When the telephone rang she almost did not answer it. But it might be Eric, with a message about the hospital; or Andrew, to say the Indians had delayed him. It was Daphne Parsons.

“Yes?” Frances said. “What did you want?”

Daphne sounded hurt. “Only to tell you the news. You’ve heard about Raji?” She didn’t wait for an answer. “I know Eric phoned you, but more’s come out since then. Apparently he was having dinner at the Sarabia Hotel with some bigwig, a major in the security forces, and as they were leaving, as they were on the steps, somebody took a shot at him out of a car.”

“And?”

“They got the major. He was hit in the shoulder, he’s going to be all right. Raji wasn’t hurt, but I bet it shook him up a bit. Don’t you know anything about it? I thought you would know.
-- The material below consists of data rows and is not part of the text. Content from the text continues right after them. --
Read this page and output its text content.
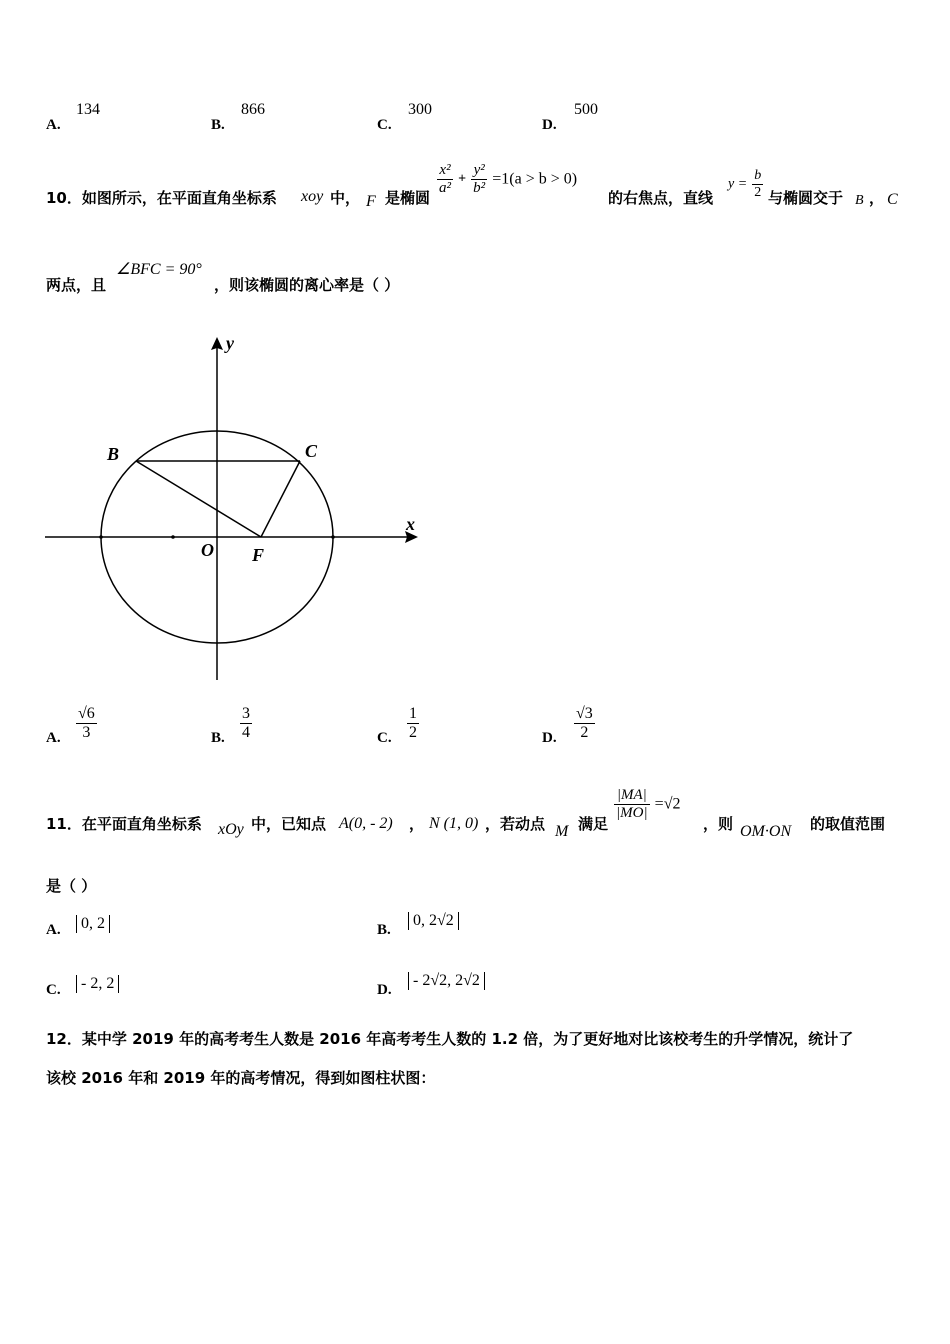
A.
134
B.
866
C.
300
D.
500
10．如图所示，在平面直角坐标系 xoy 中， F 是椭圆
$\frac{\text{x²}}{\text{a²}} + \frac{\text{y²}}{\text{b²}} =1(a > b > 0)$
的右焦点，直线
$y = \frac{b}{2}$ 与椭圆交于 B ， C
两点，且
∠BFC = 90°
，则该椭圆的离心率是（ ）
y
x
B	C
O F
A. $\frac{√6}{3}$	B. $\frac{3}{4}$	C. $\frac{1}{2}$	D. $\frac{√3}{2}$
11．在平面直角坐标系 xOy 中，已知点 A(0, - 2) ， N (1, 0) ，若动点 M 满足
$\frac{|MA|}{|MO|} =√2$
，则 OM·ON 的取值范围
是（ ）
A.	0, 2	B.
0, 2√2
C.	- 2, 2	D.
- 2√2, 2√2
12．某中学 2019 年的高考考生人数是 2016 年高考考生人数的 1.2 倍，为了更好地对比该校考生的升学情况，统计了
该校 2016 年和 2019 年的高考情况，得到如图柱状图：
Shall I come over there?”

“How do you know they were aiming at Raji? Maybe it was this major they were after.” She put the question; it was idle, academic. Perhaps it was not the time for it, but she felt almost entertained.

“Well, I’m not entirely sure.” Daphne had taken offense. “I’m only giving you the story as it was told to me. Perhaps there’s more to it. Perhaps it’s just the fact that Raji has so many enemies. It’s what he stands for, isn’t it?”

“And what do you think he stands for?”

“Oh,” Daphne said vaguely, “progress, all that.”